Good news. I received an email from J. C. Pollock over the weekend and he confirmed the James Elliott pseudonym is his, that he wrote the screenplay for the film End Game (he was disappointed with the end result), and (here comes the really good news)he has a new feature film being produced by New Line Cinema titled The Venus Fixer, and there is another published novel under the Elliott moniker; End Game. There is no relationship with the film other than the title.

Friday, July 13, 2007

THREAT CASE by J.C. Pollock

I have been a voracious reader since I was a kid—I started with the Hardy Boys and moved on to Encyclopedia Brown and then somewhere between then and now found the espionage, thriller, and techno-thriller genres. And what a find it was. As a teenager my reading diet consisted of Tom Clancy, Jack Higgins, David Morrell, J.C. Pollock and a bevy of other thriller writers, which brings me to my point. I just finished J.C. Pollock’s Threat Case, and it was everything I remembered it to be. Cool, fast and engrossing entertainment.

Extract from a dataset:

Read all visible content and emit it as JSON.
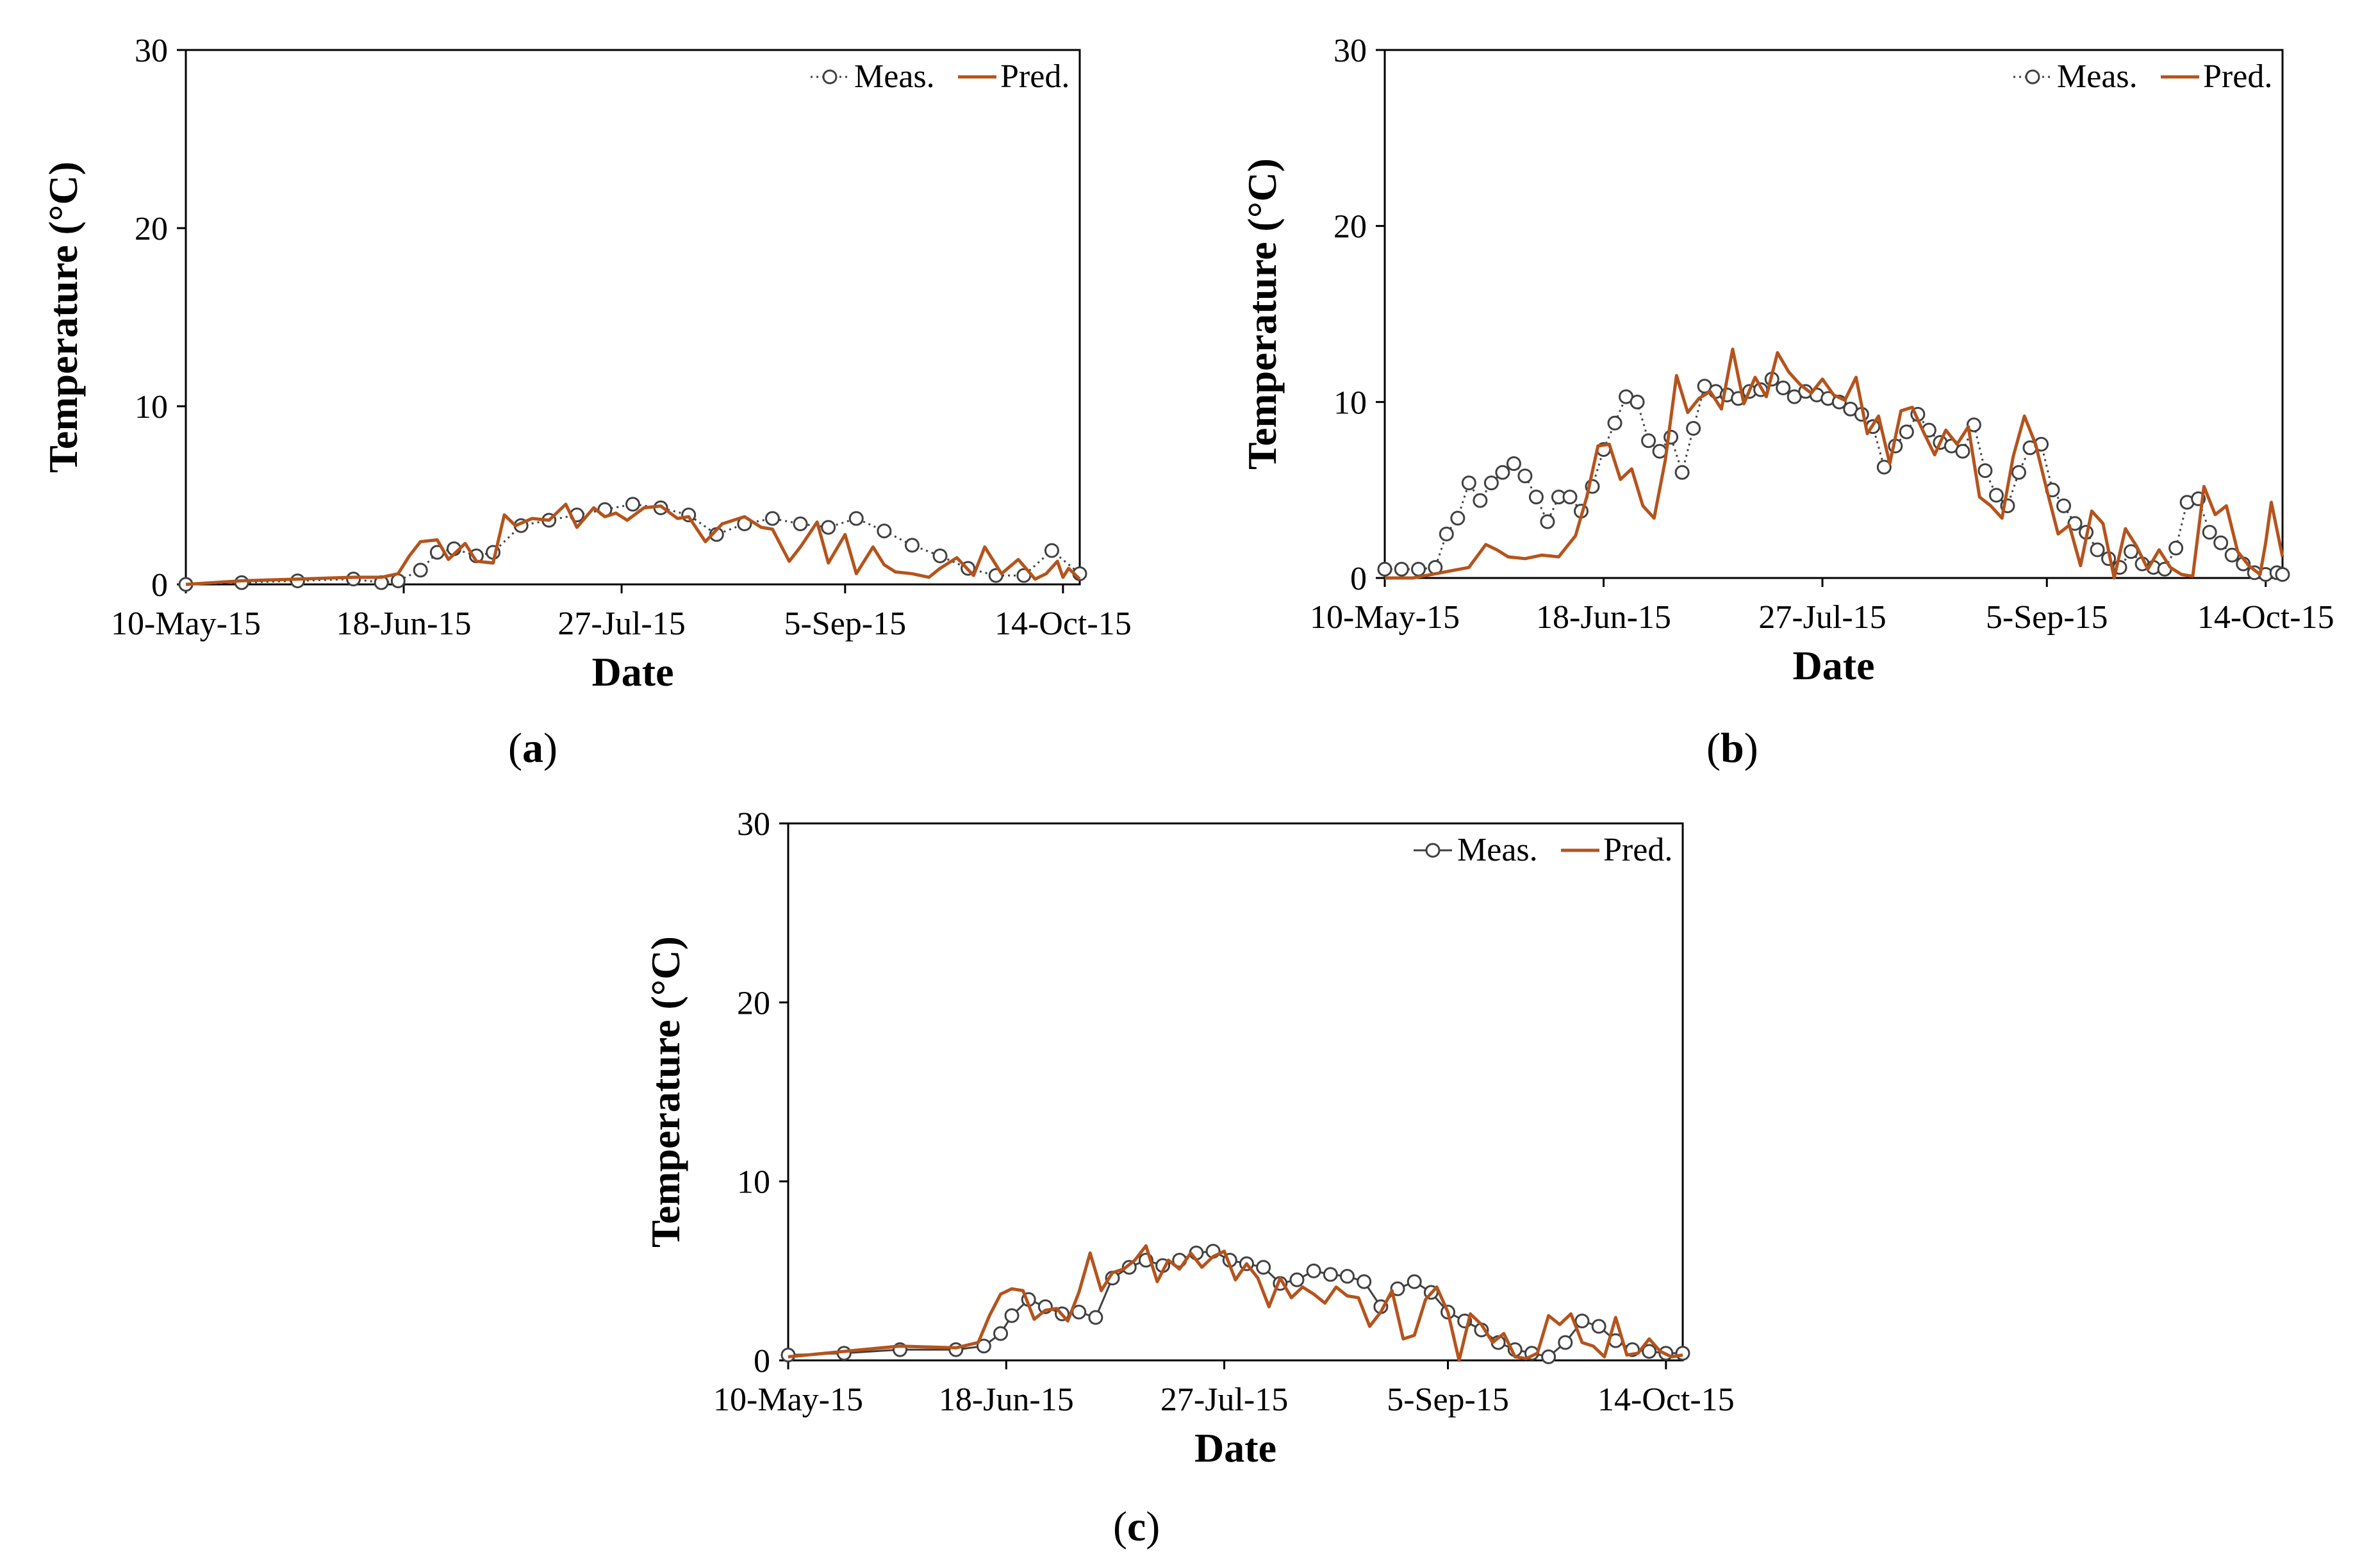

Threat Case is Pollock’s second novel to feature former Green Beret and Delta Force Operator Jack Gannon. In it we find Gannon smack in the middle of a plot to assassinate the President of the United States. The drug war is having its affect on the cartels, and they want a little vengeance, so they hire a professional hitman to send Western leaders a message: no one is safe. Gannon is dragged into the mess when he learns of the murder of a friend who helped him through hard times, and it turns out her killer and the assassin are one and the same, and Gannon can’t believe it when he realizes he is hunting an old enemy who he thought had been dead for twenty years.

Threat Case was published in 1991, and its plot is reminiscent of the era—there are street gangs, cocaine, and Vietnam vets behind every tree. The protagonist—Jack Gannon—is tough as nails, and an all around great guy who not only has a sense of duty, but also has a very strict definition of justice and fair play. He is willing to kill, but the killing does not define him—corny sounding, but in its own literary sense very comfortable.

The plot is large: It begins in the Caribbean, but quickly moves to the Peruvian jungles and then on to Washington, D.C. and New York City with plenty of stops in between. The cast is large also, but the novel is at its best when Gannon is on stage struggling to stay in the game and stop the madness before it can change the world. He is a protagonist that, while not well developed, the reader can cheer for because he is representative of everything that is right with the world. He is bold, brave and honest as the day is long.

This is my second reading of Threat Case, and I enjoyed it as much, maybe even a bit more, than the first. It is the perfect length for a thriller, clocking in at 356 pages in mass market, and while it suffers the usual weaknesses of the genre—a little bloat, too much character description, and too much space to set-up the storyline—it makes up for it with heady you-are-there action, and a story that has just enough realism that it could maybe be happening right now. J.C. Pollock was one of the better thriller writers working in the Eighties and early-Nineties, and Threat Case is probably his best.

A little extra: J.C Pollock authored seven novels between 1982 and 1993. Then he disappeared from the world of fiction. His work disappeared at about the same time the genre imploded—one week there were dozens of new military-type thrillers, and the next they were gone. The short biography included with his books says, in part, that he: is a member of the Special Operations Association and the Special Forces Association and a contributing editor to the National Vietnam Veterans Review.

My question: what happened to this guy? He was an above average seller—most of my local bookstores carried everything he wrote up through the mid-1990s—and his work was a notch above most of the thrillers being written at the time. Is he still around? Does he write under a pseudonym—hell, was J.C. Pollock a nom de plume? If anyone out there knows anything about what happened to Pollock—and I know someone does—please send me an email. I would love to hear the story.